Na minha inexperiência de ainda jovem diretor, não destaquei no texto, que lhe entreguei dias antes, os pontos de interrupção e corte que faria quando fosse filmar. E ela, na sua disciplina, educação, e talvez por um carinho que já nascia por minha pessoa, não me questionou. Trouxe o texto todo decorado com a compreensão que iria ser gravado em um só take. Foi assim que nasceu a minha eterna admiração, e fomentou-se uma grande amizade e parceria que se repetiu em outros filmes, especialmente no meu primeiro sucesso, o documentário A negação do Brasil, e no meu primeiro longa ficcional Filhas do vento, levemente inspirado em sua história de vida.
Na querida Ruth, à medida que ficava encantada com o resultado desses trabalhos que fizemos, crescia o seu carinho e amizade. Até o fim de sua vida, ela me telefonou regularmente, muitas vezes me puxando as orelhas pela demora e falta de assiduidade de minhas visitas. Ela vivia em um modesto, mas confortável, apartamento na Rua Paissandu, no bairro Flamengo, no Rio de Janeiro.
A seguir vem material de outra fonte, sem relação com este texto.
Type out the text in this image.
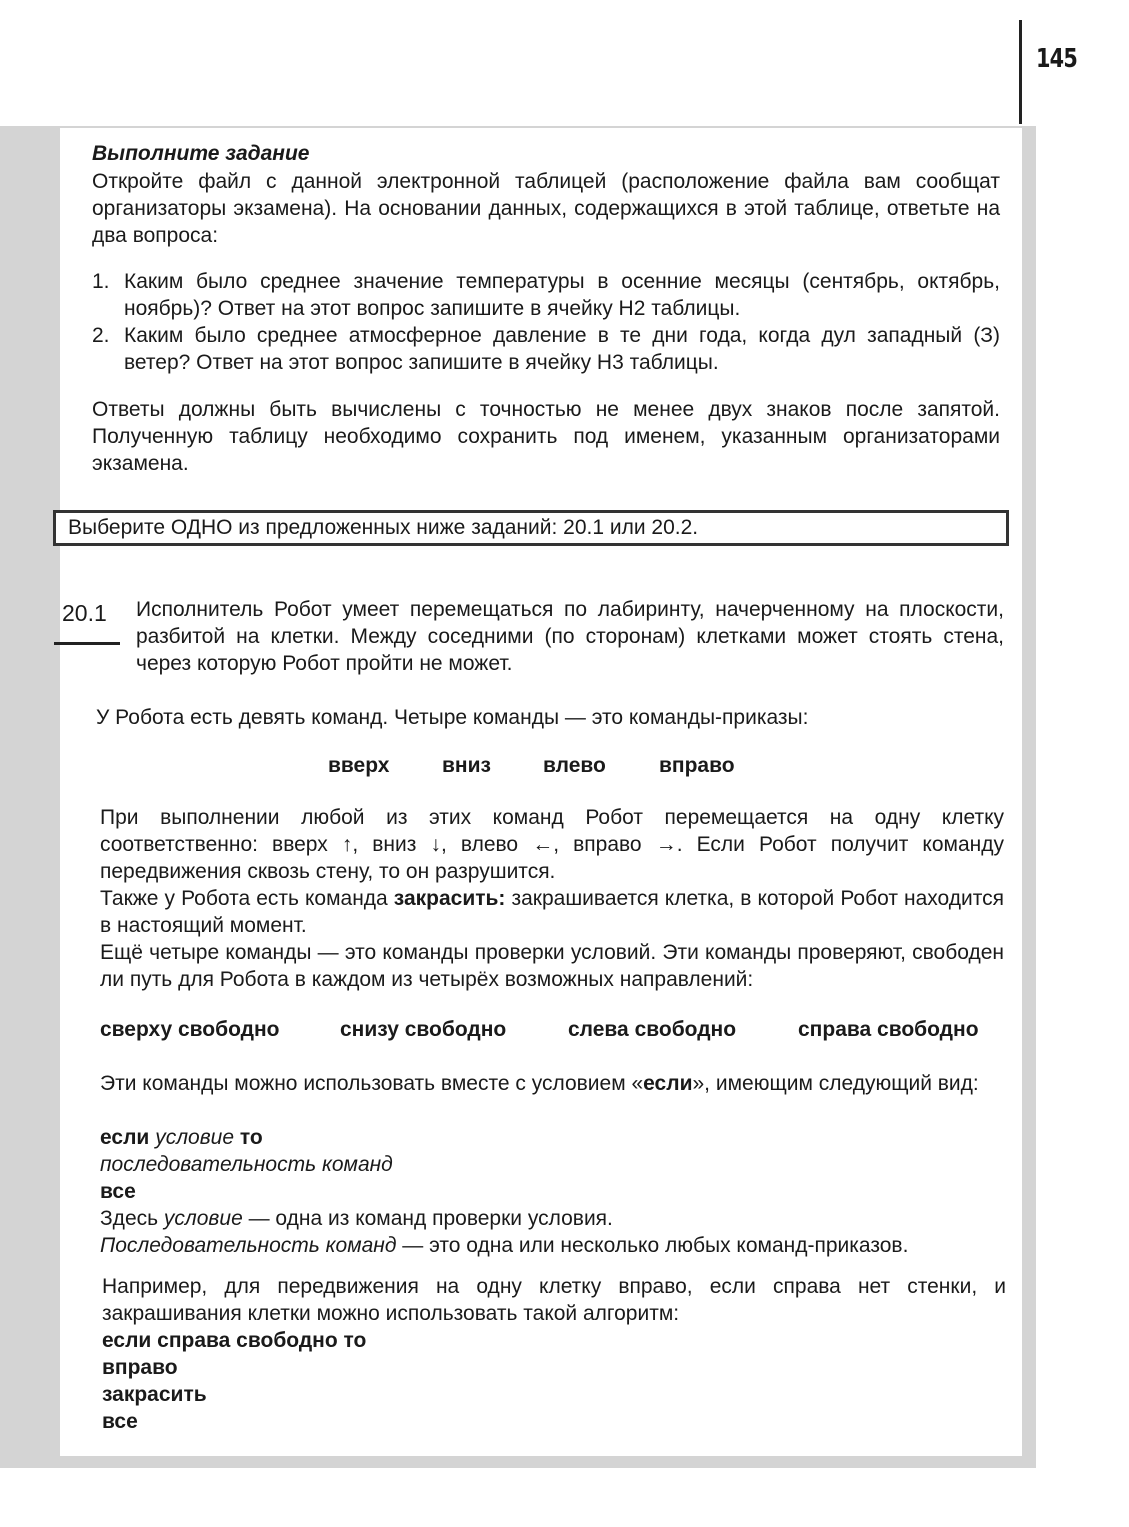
145
Выполните задание
Откройте файл с данной электронной таблицей (расположение файла вам сообщат организаторы экзамена). На основании данных, содержащихся в этой таблице, ответьте на два вопроса:
1. Каким было среднее значение температуры в осенние месяцы (сентябрь, октябрь, ноябрь)? Ответ на этот вопрос запишите в ячейку H2 таблицы.
2. Каким было среднее атмосферное давление в те дни года, когда дул западный (З) ветер? Ответ на этот вопрос запишите в ячейку H3 таблицы.
Ответы должны быть вычислены с точностью не менее двух знаков после запятой. Полученную таблицу необходимо сохранить под именем, указанным организаторами экзамена.
Выберите ОДНО из предложенных ниже заданий: 20.1 или 20.2.
20.1 Исполнитель Робот умеет перемещаться по лабиринту, начерченному на плоскости, разбитой на клетки. Между соседними (по сторонам) клетками может стоять стена, через которую Робот пройти не может.
У Робота есть девять команд. Четыре команды — это команды-приказы:
вверх	вниз влево	вправо
При выполнении любой из этих команд Робот перемещается на одну клетку соответственно: вверх ↑, вниз ↓, влево ←, вправо →. Если Робот получит команду передвижения сквозь стену, то он разрушится.
Также у Робота есть команда закрасить: закрашивается клетка, в которой Робот находится в настоящий момент.
Ещё четыре команды — это команды проверки условий. Эти команды проверяют, свободен ли путь для Робота в каждом из четырёх возможных направлений:
сверху свободно	снизу свободно	слева свободно	справа свободно
Эти команды можно использовать вместе с условием «если», имеющим следующий вид:
если условие то
последовательность команд
все
Здесь условие — одна из команд проверки условия.
Последовательность команд — это одна или несколько любых команд-приказов.
Например, для передвижения на одну клетку вправо, если справа нет стенки, и закрашивания клетки можно использовать такой алгоритм:
если справа свободно то
вправо
закрасить
все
Eu desfrutei imensamente desses encontros. O conjunto de qualidades que ela reunia era admirável. Especialmente sua simplicidade, seu profissionalismo, sua imensa memória e cuidado na preservação – em vídeos e fotos – dos filmes, novelas e peças de que participou. E possuía um acervo incrível. Em várias dessas visitas, enquanto desfrutava do uísque que sempre oferecia, eu via fotos e mais fotos, além de trechos de filmes relacionados a algum tópico que nascia nas conversas de cada encontro. Ruth de Souza não apenas guardava as fotos e os fatos em sua memória, como mantinha a lembrança dos nomes e sobrenomes das pessoas que passaram por sua vida, ao longo de quase um século de existência. Sua capacidade de memorização e de retenção na memória era prodigiosa.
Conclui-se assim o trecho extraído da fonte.